24 Jul 2025 10:17 AM | Lashell Daniels (Administrator)
  • Lately, it seems like every nation under the sun has something to say about Black Americans. But let’s be real—many of you came chasing a dream that was built off the backs of our struggle. Wake up. That dream was marketed, but the truth is: we all got on the same boats—just dropped off in different places by the same hands.

    Let's  be clear

Colonialism may have “officially ended” in Trinidad and Tobago in 1962, but its structures, systems, and mindset still affect development today. Colonizers—and the systems they left behind—continue to prevent progress in the following five key ways:

1. Economic Dependency and Foreign Ownership

  • Multinational companies (many with roots in colonial-era trading empires) still control key industries:

    • Oil and gas (e.g.
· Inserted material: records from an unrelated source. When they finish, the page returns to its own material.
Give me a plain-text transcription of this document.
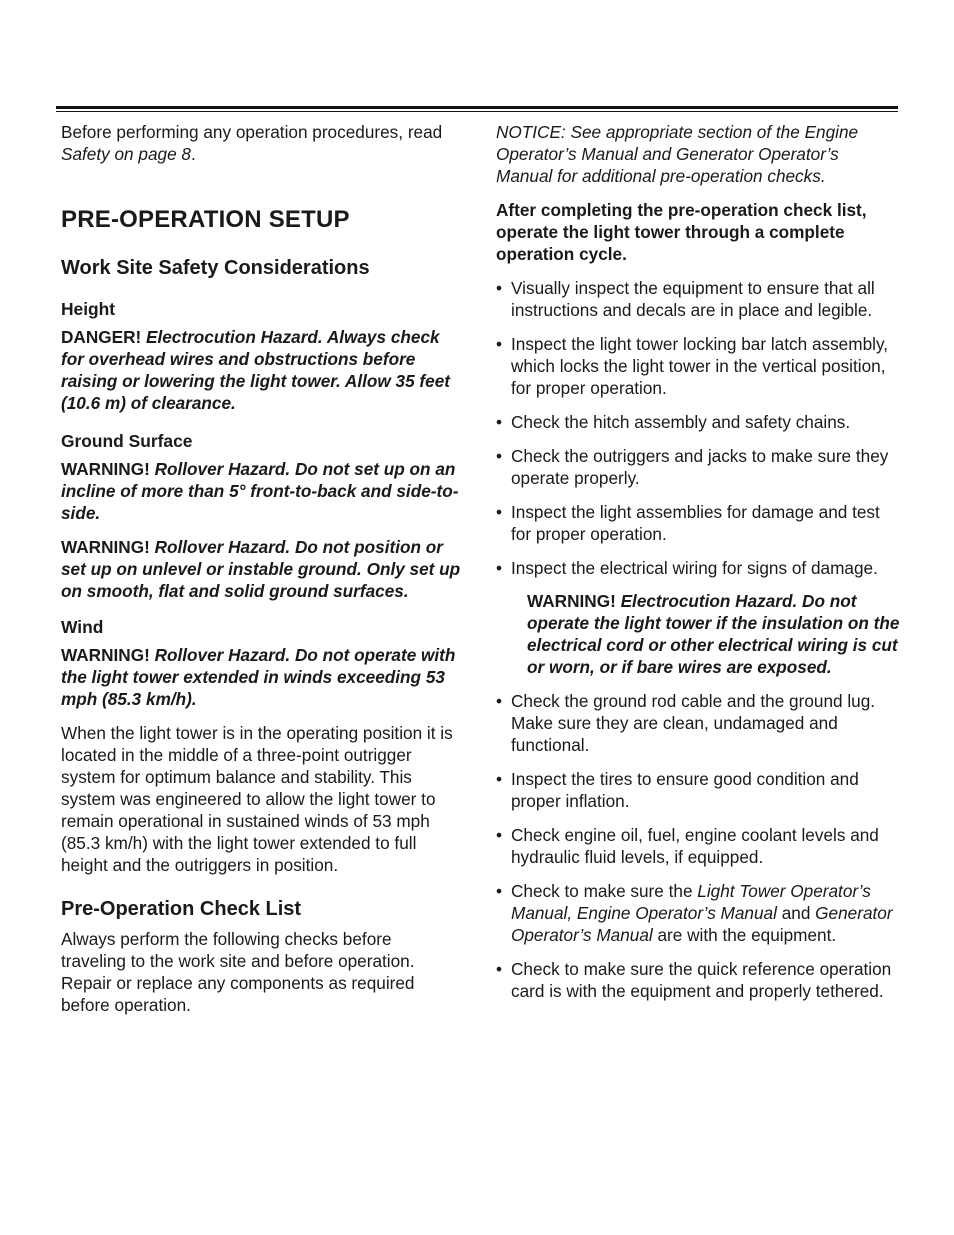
Before performing any operation procedures, read Safety on page 8.

PRE-OPERATION SETUP
Work Site Safety Considerations
Height

DANGER! Electrocution Hazard. Always check for overhead wires and obstructions before raising or lowering the light tower. Allow 35 feet (10.6 m) of clearance.

Ground Surface

WARNING! Rollover Hazard. Do not set up on an incline of more than 5° front-to-back and side-to-side.

WARNING! Rollover Hazard. Do not position or set up on unlevel or instable ground. Only set up on smooth, flat and solid ground surfaces.

Wind

WARNING! Rollover Hazard. Do not operate with the light tower extended in winds exceeding 53 mph (85.3 km/h).

When the light tower is in the operating position it is located in the middle of a three-point outrigger system for optimum balance and stability. This system was engineered to allow the light tower to remain operational in sustained winds of 53 mph (85.3 km/h) with the light tower extended to full height and the outriggers in position.

Pre-Operation Check List

Always perform the following checks before traveling to the work site and before operation. Repair or replace any components as required before operation.

NOTICE: See appropriate section of the Engine Operator’s Manual and Generator Operator’s Manual for additional pre-operation checks.

After completing the pre-operation check list, operate the light tower through a complete operation cycle.

• Visually inspect the equipment to ensure that all instructions and decals are in place and legible.
• Inspect the light tower locking bar latch assembly, which locks the light tower in the vertical position, for proper operation.
• Check the hitch assembly and safety chains.
• Check the outriggers and jacks to make sure they operate properly.
• Inspect the light assemblies for damage and test for proper operation.
• Inspect the electrical wiring for signs of damage.

WARNING! Electrocution Hazard. Do not operate the light tower if the insulation on the electrical cord or other electrical wiring is cut or worn, or if bare wires are exposed.

• Check the ground rod cable and the ground lug. Make sure they are clean, undamaged and functional.
• Inspect the tires to ensure good condition and proper inflation.
• Check engine oil, fuel, engine coolant levels and hydraulic fluid levels, if equipped.
• Check to make sure the Light Tower Operator’s Manual, Engine Operator’s Manual and Generator Operator’s Manual are with the equipment.
• Check to make sure the quick reference operation card is with the equipment and properly tethered.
Shell, bpTT) take huge profits out of the country.

    • Imported goods dominate the market, stifling local manufacturing and food sovereignty.

  • Trinidad exports raw materials and imports finished goods, a classic colonial model that keeps wealth flowing outward.

This leaves Trinidad “rich in resources, poor in power.”

2. Colonial Education System

  • The school system is still rooted in British models:

    • Emphasizes memorization over innovation.

    • Prioritizes European history and literature, often ignoring Caribbean knowledge, resistance, and Black excellence.

    • Neglects vocational training, entrepreneurship, and cultural identity.

  • Students are trained to become workers, not owners or builders.

“We’re taught how to take exams, not how to take control.”

3. Land Ownership & Elitism

  • Land is still unequally distributed, often tied to colonial families or foreign developers.

  • Indigenous people and descendants of enslaved Africans have limited access to land ownership.

  • Urban real estate is dominated by legacy elites, blocking upward mobility.

  • Government often sells or leases prime land to foreign investors instead of empowering citizens.

This keeps wealth in the hands of the few, while locals struggle with generational poverty.

4. ⚖️ Legal and Institutional Colonial Holdovers

  • The legal system is still based on British common law:

    • Expensive, slow, and often inaccessible to regular people.

    • Fails to address modern Caribbean realities (like environmental justice, land reform, or reparations).

  • Corruption thrives in top-down systems with little accountability—left over from colonial rule that discouraged transparency.

⚠️ Colonial institutions were designed to control people, not serve them.

5. Mental Colonization (Colonial Mindset)

  • Many people still believe “foreign is better”—a direct result of colonial conditioning:

    • Foreign accents are seen as more intelligent.

    • Local products are undervalued.

    • Foreign businesses are trusted more than Black- or Indo-Trini-owned ones.

  • This internalized inferiority complex blocks cultural pride and innovation.

Mental slavery keeps the chains on, even after the ship has sailed.

Bonus: IMF, World Bank & Neocolonialism

  • The International Monetary Fund (IMF) and World Bank (largely controlled by Western powers) pressure Trinidad into:

    • Privatizing public services.

    • Cutting social programs.

    • Opening markets to foreign exploitation.

  • These “structural adjustment policies” often hurt the poor and trap countries in debt.

Summary: How Colonizers Still Block Progress

Area Colonial Impact
Economy Foreign-owned industries, export-first system
Education British-based curriculum, limited innovation
Land Elitist ownership, foreign development
Law Colonial laws, systemic inequality
Mindset “Foreign is better” thinking, cultural erasure

✊ What Can Be Done?

  • Land reform and support for local farming.

  • Decolonizing education to center Caribbean history, Black pride, and entrepreneurship.

  • Supporting local industries and creatives with capital and visibility.

  • Changing the narrative: Teach pride in African, Indian, and Indigenous heritage.

  • Demanding accountability from government and foreign companies alike.